Cela a bien évidemment une incidence sur la scolarisation. L’impact sur les effectifs scolaires pose un vrai problème : faut-il maintenir le nombre d’enseignants ? faut-il profiter d’un ratio plus favorable d’enseignants par enfant ? Ce sujet en Martinique et en Guadeloupe donne lieu à des contestations. Nous observons une dynamique commune à la Guadeloupe et la Martinique, tandis que La Réunion a des besoins en volume bien supérieurs. Mayotte et La Réunion connaissent une croissance des besoins avec un déficit d’offres extrêmement important, de même dans le secondaire. Se retrouve là une sorte de concentré de toutes les difficultés et contradictions du système éducatif.
Le cas de Mayotte est le plus dramatique. Avant même le cyclone Chido, 17 % des enfants n’étaient pas scolarisés et, parmi ceux qui l’étaient, la moitié n’avait qu’une demi-journée d’école par jour. Dès la petite école, la situation de précarité pour les enfants n’a rien à voir avec ce qui est connu ailleurs.
Tout cela a des répercussions sur les retards scolaires et l’illettrisme. Nous avons globalement des taux d’illettrisme infantile extrêmement importants, qui vont renouveler l’illettrisme des adultes. Ce phénomène se répercute forcément sur le marché du travail. Concernant l’évolution du taux d’emploi – et non pas du taux d’activité – de 2000 à 2020, seule la Martinique a dépassé les 50 % d’actifs. En 2020, on est encore en dessous de ce seuil pour les autres départements.
Le vieillissement est le point le plus important, notamment pour les Antilles. La perspective est celle que je vous ai montrée précédemment mais se trouve aussi un enjeu extrêmement important en termes d’équipements et d’accompagnement. Nous avons un phénomène très spécifique que j’appelle « faire famille à distance ». Une part de l’émigration que j’ai décrite concerne des enfants nés en métropole qui y sont restés, tandis que leurs parents sont revenus à la retraite. Dans le vieillissement en cours, nous allons avoir un vieillissement sans accompagnement. Ce point est un des enjeux majeurs. Nous avons une baisse du nombre d’enfants et un recul de la cohabitation intergénérationnelle, d’autant plus que les départs sont prononcés. La question du rapport entre jeunesse et vieillesse, dans un contexte culturel qui était très particulier aux Antilles, se joue ici. Le besoin nouveau d’accompagnement peut aussi influencer la scolarité des enfants, qui peut être abandonnée pour s’occuper des parents.
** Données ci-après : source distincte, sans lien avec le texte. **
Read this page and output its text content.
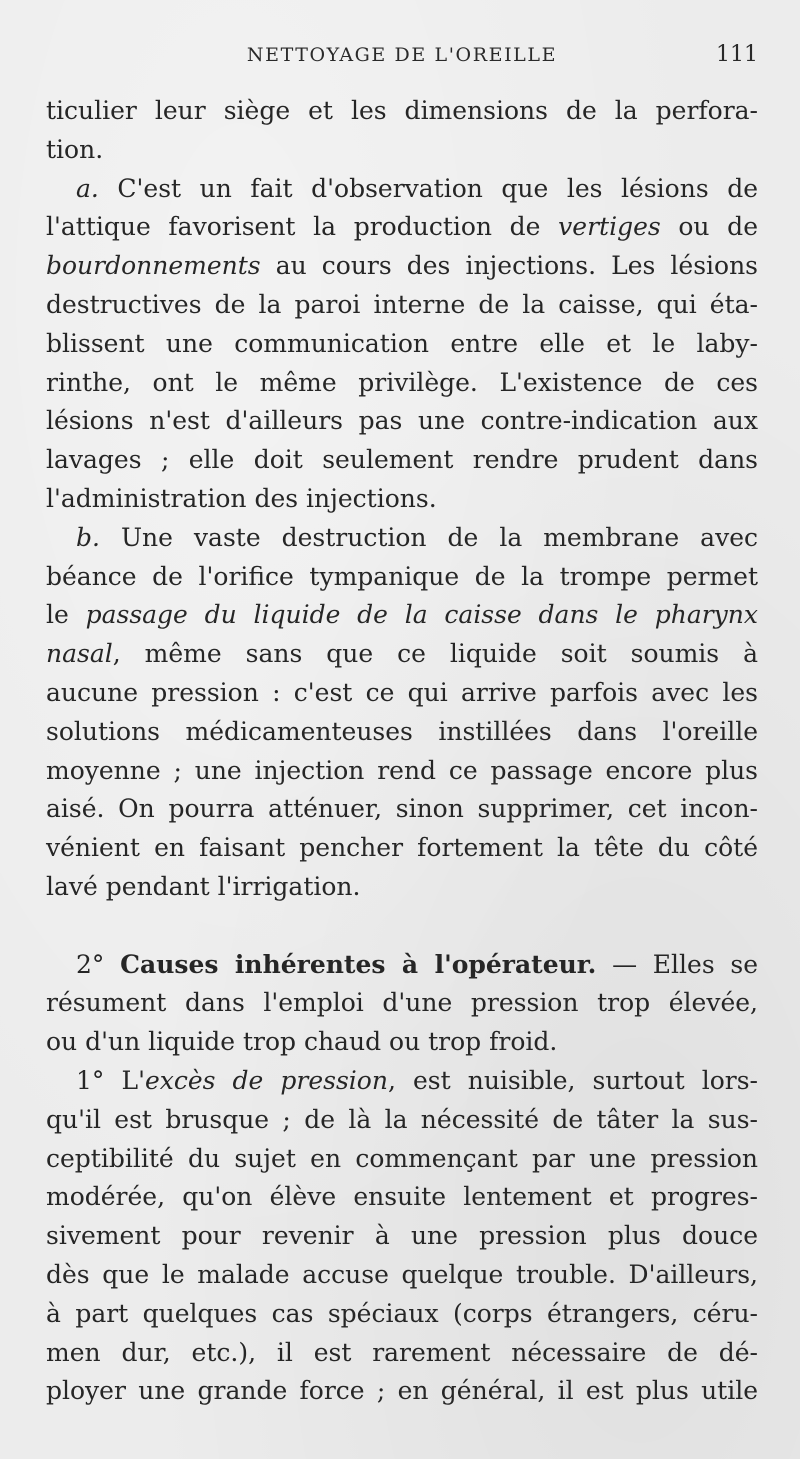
NETTOYAGE DE L'OREILLE	111
ticulier leur siège et les dimensions de la perfora-
tion.
a. C'est un fait d'observation que les lésions de
l'attique favorisent la production de vertiges ou de
bourdonnements au cours des injections. Les lésions
destructives de la paroi interne de la caisse, qui éta-
blissent une communication entre elle et le laby-
rinthe, ont le même privilège. L'existence de ces
lésions n'est d'ailleurs pas une contre-indication aux
lavages ; elle doit seulement rendre prudent dans
l'administration des injections.
b. Une vaste destruction de la membrane avec
béance de l'orifice tympanique de la trompe permet
le passage du liquide de la caisse dans le pharynx
nasal, même sans que ce liquide soit soumis à
aucune pression : c'est ce qui arrive parfois avec les
solutions médicamenteuses instillées dans l'oreille
moyenne ; une injection rend ce passage encore plus
aisé. On pourra atténuer, sinon supprimer, cet incon-
vénient en faisant pencher fortement la tête du côté
lavé pendant l'irrigation.
2° Causes inhérentes à l'opérateur. — Elles se
résument dans l'emploi d'une pression trop élevée,
ou d'un liquide trop chaud ou trop froid.
1° L'excès de pression, est nuisible, surtout lors-
qu'il est brusque ; de là la nécessité de tâter la sus-
ceptibilité du sujet en commençant par une pression
modérée, qu'on élève ensuite lentement et progres-
sivement pour revenir à une pression plus douce
dès que le malade accuse quelque trouble. D'ailleurs,
à part quelques cas spéciaux (corps étrangers, céru-
men dur, etc.), il est rarement nécessaire de dé-
ployer une grande force ; en général, il est plus utile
Tout ce que je vous raconte ne se répartit pas de la même manière sur chaque territoire. J’ai pris l’exemple de la Martinique, où la situation du nord n’est pas celle du sud ou autour de Fort-de-France. Là encore, il faut affiner l’analyse pour agir efficacement.
En somme, nous avons une décroissance démographique, un vieillissement, une exclusion sociale et de la pauvreté, y compris dans les territoires en croissance. Le plus équilibré est La Réunion. Les défis sont donc de relever le taux d’emploi, d’améliorer le niveau de qualification et d’employabilité ainsi que de revoir les moteurs du développement. On peut bien former, mais pour quoi faire ? Quel est le projet de développement ? Est-ce encore la canne à sucre ? L’import-export ? Vendre des produits venus de Chine ?
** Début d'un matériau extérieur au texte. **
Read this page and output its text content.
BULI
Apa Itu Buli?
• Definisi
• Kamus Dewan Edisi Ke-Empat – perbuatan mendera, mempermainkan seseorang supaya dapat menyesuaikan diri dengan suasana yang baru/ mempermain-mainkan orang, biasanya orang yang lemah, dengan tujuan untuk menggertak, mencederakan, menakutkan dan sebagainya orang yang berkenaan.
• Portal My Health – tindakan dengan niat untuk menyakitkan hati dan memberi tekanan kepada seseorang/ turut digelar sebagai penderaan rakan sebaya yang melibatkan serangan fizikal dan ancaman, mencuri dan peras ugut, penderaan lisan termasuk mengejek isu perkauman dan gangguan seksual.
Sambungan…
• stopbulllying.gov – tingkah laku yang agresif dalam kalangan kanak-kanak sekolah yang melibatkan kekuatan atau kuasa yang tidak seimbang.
Les implications, à mon sens, sont d’accroître la qualité et la performance du système éducatif, de rappeler les dispositifs de formation professionnelle et de mener une politique de la famille qui ne soit pas une simple politique d’assistance.
M. Élie Califer, député de la Guadeloupe. Cette thématique, j’y avais été sensibilisé il y a quelque temps à Bruxelles par des commissaires européens qui avaient déjà entrevu des chocs démographiques pour la France. Merci à M. Claude-Valentin Marie de nous rappeler ces problématiques que nous avons voulu étudier avec lui, ainsi qu’avec mes collègues Seo et William. Depuis plus de quinze ans, il est dit que la Martinique et la Guadeloupe deviendraient les plus vieux départements de France. Une fois élus, nous nous sommes mobilisés pour regarder de plus près les incidences de ce phénomène.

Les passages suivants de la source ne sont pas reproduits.